Si dice che la storia è maestra di vita. Historia Magistra Vitae, scriveva Cicerone. La sanità italiana però deve aver poco studiato la letteratura, non avendo imparato più di tanto dal suo passato. La situazione dei posti letto negli ospedali nazionali ne è un esempio. La lezione della pandemia sembra ancora non essere stata metabolizzata del tutto: sebbene siano tornati i medici ad essere categoria degna di stima, quasi dappertutto, di certo la spesa per il comparto sanitario nel nostro Paese ancora sembra flebile, dopo quasi dieci anni di tagli e che hanno ridotto di 25.000 letti quelli a disposizione delle strutture.

La sanità italiana ha perso 25.000 posti letto in 10 anni

Secondo il report del FoSSC, il Forum delle 30 Società Scientifiche dei Clinici Ospedalieri e Universitari Italiani, in dieci anni (fra il 2010 e il 2019), gli istituti di cura – leggasi ospedali, ma non solo – sono diminuiti da 1.165 a 1.054, con un taglio di circa 25mila posti letto di degenza ordinaria, che sono scesi così da 215 mila a 190 mila. Non solo, perché oltre ai letti disponibili, è diminuito anche il personale dipendente del Servizio Sanitario Nazionale. In 10 anni ci sono oltre 42mila medici in meno. E chi è rimasto in corsia inizia anche a percepire il peso dell’età: 49,8 anni, l’unico dato in crescita, insieme a quello del numero dei precari.

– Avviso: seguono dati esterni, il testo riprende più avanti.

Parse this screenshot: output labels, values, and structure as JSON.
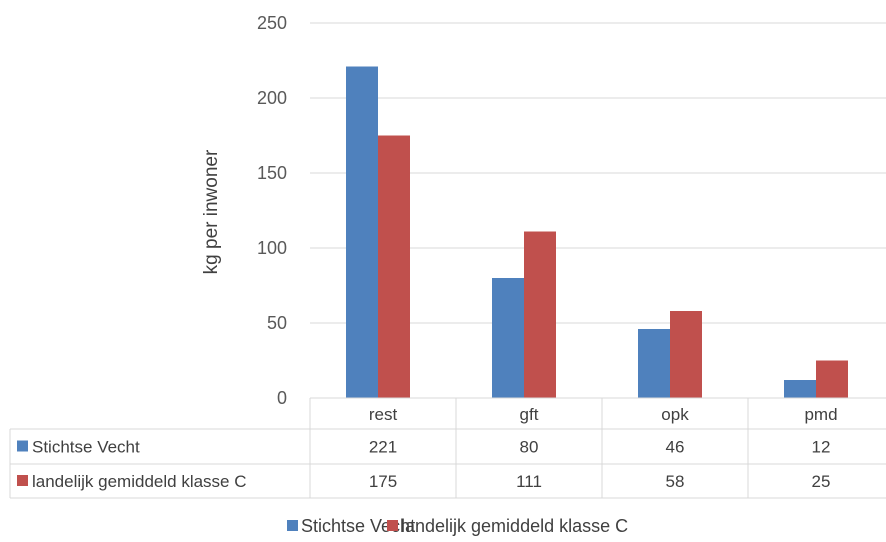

Sebbene secondo il Mef nel 2020 siano stati assunti a tempo indeterminato oltre 15mila medici, per tornare ai livelli del 2011 ne servirebbero altri 18mila.

Medici cercasi

Eppure, l’Italia vorrebbe assumere nuovi medici. Semplicemente non sembrano esserci: quella dei camici bianchi è una categoria in via d’estinzione soprattutto a causa, denuncia la Fiaso, dei tetti di spesa del personale, che è ancora oggi fissato all’1,4% in meno rispetto all’anno 2004. Ma non solo: secondo la Federazione Italiana Aziende Sanitarie e Ospedaliere la colpa ricade anche sull’imbuto formativo universitario, che a fronte di un pensionamento annuale di 20mila camici, ne forma solo 14mila.